Bartels, A., Zeki, S., & Logothetis, N. (2004). Low-level visual features correlate with distinct cortical regions during natural viewing of a movie. Poster presented at 34th Annual Meeting of the Society for Neuroscience (Neuroscience 2004), San Diego, CA, USA.


Cite as: https://hdl.handle.net/11858/00-001M-0000-0013-D7BD-4
Abstract
The cerebral cortex has predominantly been studied using abstract, simplified and often unnatural stimuli. We therefore wanted to characterize cortical function during natural viewing conditions, especially to determine the degree to which distinct cortical regions are differentially involved in the processing of distinct features. In a previous study, we used fMRI data from 8 human volunteers who freely viewed the first 25 min of a James Bond movie, and showed that the intensity variation over time of high-level features (faces, human bodies, language and color) as judged offline by separate human observers correlated linearly with the BOLD signal of specialized, partially segregated cortical regions (Bartels and Zeki, 2004a).
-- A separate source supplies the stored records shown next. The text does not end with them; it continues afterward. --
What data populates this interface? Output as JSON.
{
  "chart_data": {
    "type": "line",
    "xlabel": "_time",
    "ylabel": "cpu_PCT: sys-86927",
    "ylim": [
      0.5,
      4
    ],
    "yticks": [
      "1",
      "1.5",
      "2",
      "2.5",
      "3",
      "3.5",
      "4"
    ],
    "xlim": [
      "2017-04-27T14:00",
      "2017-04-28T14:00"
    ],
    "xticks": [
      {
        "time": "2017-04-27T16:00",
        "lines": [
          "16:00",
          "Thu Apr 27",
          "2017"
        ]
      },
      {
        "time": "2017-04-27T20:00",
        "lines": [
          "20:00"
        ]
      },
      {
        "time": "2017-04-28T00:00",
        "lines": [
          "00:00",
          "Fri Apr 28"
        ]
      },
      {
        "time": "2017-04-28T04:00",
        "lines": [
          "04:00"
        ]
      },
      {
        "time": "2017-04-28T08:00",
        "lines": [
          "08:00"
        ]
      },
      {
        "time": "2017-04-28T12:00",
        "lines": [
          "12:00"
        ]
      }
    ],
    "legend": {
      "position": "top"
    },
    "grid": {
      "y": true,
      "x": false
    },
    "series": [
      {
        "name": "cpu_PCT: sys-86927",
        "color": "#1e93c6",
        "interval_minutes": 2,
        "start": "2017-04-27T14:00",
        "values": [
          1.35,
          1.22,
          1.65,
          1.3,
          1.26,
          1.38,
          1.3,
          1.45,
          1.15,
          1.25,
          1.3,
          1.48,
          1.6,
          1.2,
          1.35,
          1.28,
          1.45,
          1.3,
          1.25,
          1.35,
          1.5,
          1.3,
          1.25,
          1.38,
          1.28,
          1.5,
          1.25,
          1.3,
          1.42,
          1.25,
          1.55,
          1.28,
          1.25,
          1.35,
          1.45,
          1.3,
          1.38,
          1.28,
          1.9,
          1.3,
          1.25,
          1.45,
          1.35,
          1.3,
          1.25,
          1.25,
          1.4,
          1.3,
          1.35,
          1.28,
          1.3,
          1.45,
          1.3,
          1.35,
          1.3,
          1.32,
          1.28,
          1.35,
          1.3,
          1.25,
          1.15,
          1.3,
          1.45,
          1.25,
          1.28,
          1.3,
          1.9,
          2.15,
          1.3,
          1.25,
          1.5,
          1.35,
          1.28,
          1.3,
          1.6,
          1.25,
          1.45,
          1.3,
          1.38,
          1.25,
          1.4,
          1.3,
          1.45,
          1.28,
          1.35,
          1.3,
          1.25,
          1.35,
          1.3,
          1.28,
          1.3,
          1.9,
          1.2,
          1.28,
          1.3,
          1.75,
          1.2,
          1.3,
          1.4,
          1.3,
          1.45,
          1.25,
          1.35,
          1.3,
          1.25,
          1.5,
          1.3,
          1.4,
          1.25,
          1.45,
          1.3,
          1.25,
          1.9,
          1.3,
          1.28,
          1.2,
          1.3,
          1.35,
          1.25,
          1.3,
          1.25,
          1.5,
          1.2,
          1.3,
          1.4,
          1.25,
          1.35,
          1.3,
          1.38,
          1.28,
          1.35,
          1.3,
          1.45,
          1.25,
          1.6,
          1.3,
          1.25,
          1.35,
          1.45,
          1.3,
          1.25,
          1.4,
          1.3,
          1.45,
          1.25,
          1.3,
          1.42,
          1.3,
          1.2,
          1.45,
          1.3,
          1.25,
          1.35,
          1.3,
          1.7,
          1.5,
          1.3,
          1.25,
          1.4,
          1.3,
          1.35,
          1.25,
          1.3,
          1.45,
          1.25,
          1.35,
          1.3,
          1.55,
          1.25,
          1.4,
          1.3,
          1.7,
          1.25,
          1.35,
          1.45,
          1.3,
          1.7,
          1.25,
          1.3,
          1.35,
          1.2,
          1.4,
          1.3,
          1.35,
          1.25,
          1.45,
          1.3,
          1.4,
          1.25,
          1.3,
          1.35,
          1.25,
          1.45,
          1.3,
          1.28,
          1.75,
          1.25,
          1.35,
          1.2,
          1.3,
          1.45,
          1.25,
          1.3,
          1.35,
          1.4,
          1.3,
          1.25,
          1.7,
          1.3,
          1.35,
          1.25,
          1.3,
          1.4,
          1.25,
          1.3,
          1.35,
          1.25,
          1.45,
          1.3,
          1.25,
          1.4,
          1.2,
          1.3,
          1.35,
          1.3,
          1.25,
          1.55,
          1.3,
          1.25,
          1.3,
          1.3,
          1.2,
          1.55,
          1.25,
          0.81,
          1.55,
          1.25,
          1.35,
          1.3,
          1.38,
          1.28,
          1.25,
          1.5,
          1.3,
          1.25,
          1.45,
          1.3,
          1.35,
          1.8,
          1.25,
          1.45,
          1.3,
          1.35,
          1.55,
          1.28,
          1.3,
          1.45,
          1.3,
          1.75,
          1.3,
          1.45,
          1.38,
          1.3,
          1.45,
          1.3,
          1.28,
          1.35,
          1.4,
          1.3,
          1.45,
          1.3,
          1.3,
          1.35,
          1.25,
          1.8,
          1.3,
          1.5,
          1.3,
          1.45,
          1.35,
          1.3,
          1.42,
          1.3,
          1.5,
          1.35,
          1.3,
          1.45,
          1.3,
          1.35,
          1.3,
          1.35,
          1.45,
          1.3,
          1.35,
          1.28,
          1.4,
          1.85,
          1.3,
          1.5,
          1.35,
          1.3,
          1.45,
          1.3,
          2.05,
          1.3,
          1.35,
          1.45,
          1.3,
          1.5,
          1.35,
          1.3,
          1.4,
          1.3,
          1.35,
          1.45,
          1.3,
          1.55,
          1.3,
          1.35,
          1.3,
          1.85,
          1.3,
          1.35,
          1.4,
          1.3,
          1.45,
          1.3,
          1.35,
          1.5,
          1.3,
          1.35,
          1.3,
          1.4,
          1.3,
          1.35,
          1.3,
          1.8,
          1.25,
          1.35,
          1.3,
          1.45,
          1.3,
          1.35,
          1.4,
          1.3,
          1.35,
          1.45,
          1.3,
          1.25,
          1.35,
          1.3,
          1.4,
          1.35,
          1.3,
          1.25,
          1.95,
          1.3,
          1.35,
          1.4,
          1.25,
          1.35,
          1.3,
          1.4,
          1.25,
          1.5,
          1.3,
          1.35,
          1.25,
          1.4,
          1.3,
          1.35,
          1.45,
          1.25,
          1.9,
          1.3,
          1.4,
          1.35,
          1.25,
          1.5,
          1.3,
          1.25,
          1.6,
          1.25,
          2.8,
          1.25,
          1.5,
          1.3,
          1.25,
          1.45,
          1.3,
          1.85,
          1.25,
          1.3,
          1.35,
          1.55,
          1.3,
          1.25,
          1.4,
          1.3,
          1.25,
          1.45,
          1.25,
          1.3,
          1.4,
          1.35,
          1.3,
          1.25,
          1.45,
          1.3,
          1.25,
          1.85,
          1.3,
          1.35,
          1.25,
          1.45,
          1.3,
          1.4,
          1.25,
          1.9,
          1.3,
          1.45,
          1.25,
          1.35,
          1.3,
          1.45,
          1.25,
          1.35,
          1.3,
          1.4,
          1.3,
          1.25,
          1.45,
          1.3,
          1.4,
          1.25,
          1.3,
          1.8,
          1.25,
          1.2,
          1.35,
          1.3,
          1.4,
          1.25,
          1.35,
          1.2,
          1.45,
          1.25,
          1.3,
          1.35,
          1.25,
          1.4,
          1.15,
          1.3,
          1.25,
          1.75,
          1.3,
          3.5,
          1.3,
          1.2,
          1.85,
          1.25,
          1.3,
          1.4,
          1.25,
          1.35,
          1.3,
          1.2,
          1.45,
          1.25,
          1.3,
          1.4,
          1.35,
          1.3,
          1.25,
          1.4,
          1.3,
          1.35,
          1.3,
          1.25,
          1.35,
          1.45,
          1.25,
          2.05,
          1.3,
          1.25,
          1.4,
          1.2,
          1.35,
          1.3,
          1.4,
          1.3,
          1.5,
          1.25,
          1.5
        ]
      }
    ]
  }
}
To complement the previous study, here we used a computational analysis of the movie to determine the intensities of low-level features over time. These included global and local motion flow-fields, frame-by-frame pixel errors, contrast, luminance and color saturation. Parallel to our previous findings, our results showed that partially segregated regions of the visual system correlated with distinct low-level features, in accord with their preferences known from controlled experiments. The results also complement our findings from an independent component analysis of the same dataset (Bartels and Zeki, 2004b), in which a multitude of distinct cortical regions was segregated without a-priori hypotheses about their function, based entirely on their differential and specific functional response to the movie over time. In conjunction with our previous findings we conclude that during processing of dynamic, complex natural scenes distinct regions of the visual brain maintain a high degree of functional preference for distinct visual features.